Mostly though, I think it’s an example of the most unexpectedly valuable, enjoyable and treasured things I’ve gained through stopping working – the fun and support of really wonderful, local friends, for me and the kids.  Friends whom we would never have been able to get to know anywhere near as well if I had continued working.

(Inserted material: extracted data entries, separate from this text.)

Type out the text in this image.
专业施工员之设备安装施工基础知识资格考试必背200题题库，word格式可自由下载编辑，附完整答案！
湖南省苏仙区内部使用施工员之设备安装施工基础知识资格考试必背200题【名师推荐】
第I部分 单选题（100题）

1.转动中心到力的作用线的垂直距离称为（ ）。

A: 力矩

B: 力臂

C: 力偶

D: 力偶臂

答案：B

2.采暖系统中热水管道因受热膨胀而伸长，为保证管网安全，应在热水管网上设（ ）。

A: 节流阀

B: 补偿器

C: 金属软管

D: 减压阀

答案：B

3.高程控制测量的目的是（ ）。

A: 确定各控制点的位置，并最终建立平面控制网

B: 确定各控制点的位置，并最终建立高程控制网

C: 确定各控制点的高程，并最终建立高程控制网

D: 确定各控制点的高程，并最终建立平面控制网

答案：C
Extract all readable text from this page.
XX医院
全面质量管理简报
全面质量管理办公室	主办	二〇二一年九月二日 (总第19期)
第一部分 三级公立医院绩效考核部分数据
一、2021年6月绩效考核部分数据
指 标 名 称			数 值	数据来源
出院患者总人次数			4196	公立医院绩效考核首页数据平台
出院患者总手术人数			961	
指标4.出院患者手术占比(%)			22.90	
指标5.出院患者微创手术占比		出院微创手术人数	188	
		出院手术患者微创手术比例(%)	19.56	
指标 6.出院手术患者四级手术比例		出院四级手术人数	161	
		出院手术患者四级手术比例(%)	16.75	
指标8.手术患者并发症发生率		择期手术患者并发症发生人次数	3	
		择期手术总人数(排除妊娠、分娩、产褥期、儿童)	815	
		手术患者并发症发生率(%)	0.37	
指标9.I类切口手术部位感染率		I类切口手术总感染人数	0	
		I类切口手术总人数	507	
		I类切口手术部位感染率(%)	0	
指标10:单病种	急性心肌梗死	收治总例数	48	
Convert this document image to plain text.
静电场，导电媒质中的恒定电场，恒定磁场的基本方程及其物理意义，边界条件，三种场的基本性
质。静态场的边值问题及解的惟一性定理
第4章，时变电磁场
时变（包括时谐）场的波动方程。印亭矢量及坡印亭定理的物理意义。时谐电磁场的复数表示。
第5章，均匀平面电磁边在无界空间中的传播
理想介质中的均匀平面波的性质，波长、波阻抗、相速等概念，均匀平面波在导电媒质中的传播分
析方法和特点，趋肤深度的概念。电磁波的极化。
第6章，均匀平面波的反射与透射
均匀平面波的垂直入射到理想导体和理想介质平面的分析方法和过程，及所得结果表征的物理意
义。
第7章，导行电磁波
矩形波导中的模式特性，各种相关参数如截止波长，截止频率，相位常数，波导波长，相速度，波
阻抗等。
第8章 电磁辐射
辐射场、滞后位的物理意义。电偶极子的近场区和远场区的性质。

Although I was lucky enough to make one or two great local friends when I was working, I know now how valuable and nourishing a broader support network really is.  I wonder if this modern friends-based set up gives us even more support than families provided when the norm was to have grandparents, siblings, cousins a few doors down.  These are people I’ve chosen to spend time with, with whom there are no family role issues or baggage to deal with, just trust, respect, friendship and joint knowledge that in a fix we will do whatever we can to help each other out.

I think not having access to this is one of the most difficult parts of being a working mother, unless you are lucky enough to get it through existing friendships.  You can’t be there for play dates to get to know your kids’ friends.  You feel you can’t ask too much too often because you know you can’t reciprocate.  You’ll never be one of the gaggle loitering at the school gate because you have to drop and run, if it’s even you who drops at all.   You might meet people at the occasional organised evening out and 5 mins chats at school pick up time, but you know you don’t have the time to build proper relationships.  What a shame, there could have been nit dates, pox parties and everything.

You give up a lot to keep a full-time career going in my opinion.  Nit dates are the least of it.  Even on my worst days I don’t regret stopping, or not feel thankful we can make it work financially for a year or two.  When I’m cleaning wee off the floorboards for the nth time, or hearing myself shout ‘will you stop shouting’, I have of course wondered if it was really the right decision for me or indeed for the kids.  But out of the heat of the moment, I know this life is infinitely more rewarding on so many levels.

So maybe in a funny way, the nit date wasn’t so bad.  My friend was happy she has finally found someone who has more hair than she has.  And it could be worse. She told me some of the nits cases she’s seen at work were so bad the sufferers had nits in their eyebrows.  Now that really is gross.